Summary
The issue at hand involves a Druid connections pool that randomly throws “connections closed” errors when used with PolarDB PG in a SpringBoot application. This occurs even when the system is not under heavy load, and the PolarDB developers have confirmed that there are no server-side errors. The goal is to identify the root cause and find a suitable fix to prevent these random connection closures.
Root Cause
The root cause of this issue can be attributed to several factors, including:
- Insufficient connection validation: The current configuration has testOnBorrow set to false, which means that connections are not validated when they are borrowed from the pool.
- Inadequate keep-alive settings: Although keep-alive is enabled, the keep-alive-between-time-millis might not be sufficient to prevent connections from being closed due to inactivity.

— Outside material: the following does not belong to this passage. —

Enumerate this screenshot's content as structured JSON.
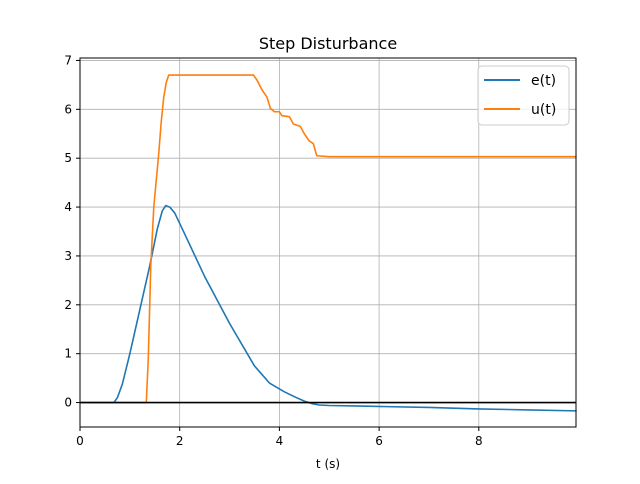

- Invalid or missing validation query: The validationQuery is set to SELECT 1, but it’s possible that this query is not sufficient to validate the connection properly.
Why This Happens in Real Systems
This issue can occur in real systems due to various reasons, including:
- Network issues: Temporary network connectivity problems can cause connections to be closed unexpectedly.
- Database server configuration: The database server’s configuration, such as the connection timeout or idle connection timeout, can cause connections to be closed.
- Application configuration: The application’s configuration, such as the Druid connection pool settings, can also contribute to this issue.
Real-World Impact
The impact of this issue can be significant, including:
- Application crashes: The random connection closures can cause the application to crash or become unresponsive.
- Data inconsistencies: The connection closures can lead to data inconsistencies or errors, especially if the application is performing critical operations.
- Performance degradation: The frequent connection closures and re-establishments can degrade the application’s performance.
Example or Code
// Example Druid configuration with improved settings
properties.put("initial-size", 20);
properties.put("min-idle", 20);
properties.put("connectTimeout", 30000);
properties.put("socketTimeout", 60000);
properties.put("maxActive", 150);
properties.put("maxWait", 60000);
properties.put("time-between-eviction-runs-millis", 120000);
properties.put("min-evictable-idle-time-millis", 240000);
properties.put("max-evictable-idle-time-millis", 600000);
properties.put("keep-alive", true);
properties.put("keep-alive-between-time-millis", 30000); // Reduced to 30 seconds
properties.put("max-lifetime", 1800000);
properties.put("testWhileIdle", true);
properties.put("testOnBorrow", true); // Enabled to validate connections on borrow
properties.put("testOnReturn", false);
properties.put("validationQuery", "SELECT 1");
properties.put("validation-query-timeout", 5);
How Senior Engineers Fix It
Senior engineers can fix this issue by:
- Enabling connection validation: Set testOnBorrow to true to validate connections when they are borrowed from the pool.
- Adjusting keep-alive settings: Adjust the keep-alive-between-time-millis to a lower value to prevent connections from being closed due to inactivity.
- Improving validation query: Use a more robust validation query to ensure that connections are properly validated.
- Monitoring and logging: Implement monitoring and logging to detect and diagnose connection closure issues.
Why Juniors Miss It
Junior engineers may miss this issue due to:
- Lack of experience: Limited experience with Druid connection pools and PolarDB PG can make it difficult to identify the root cause.
- Insufficient knowledge: Limited knowledge of connection validation and keep-alive settings can lead to incorrect configuration.
- Inadequate testing: Inadequate testing and debugging can make it challenging to detect and diagnose the issue.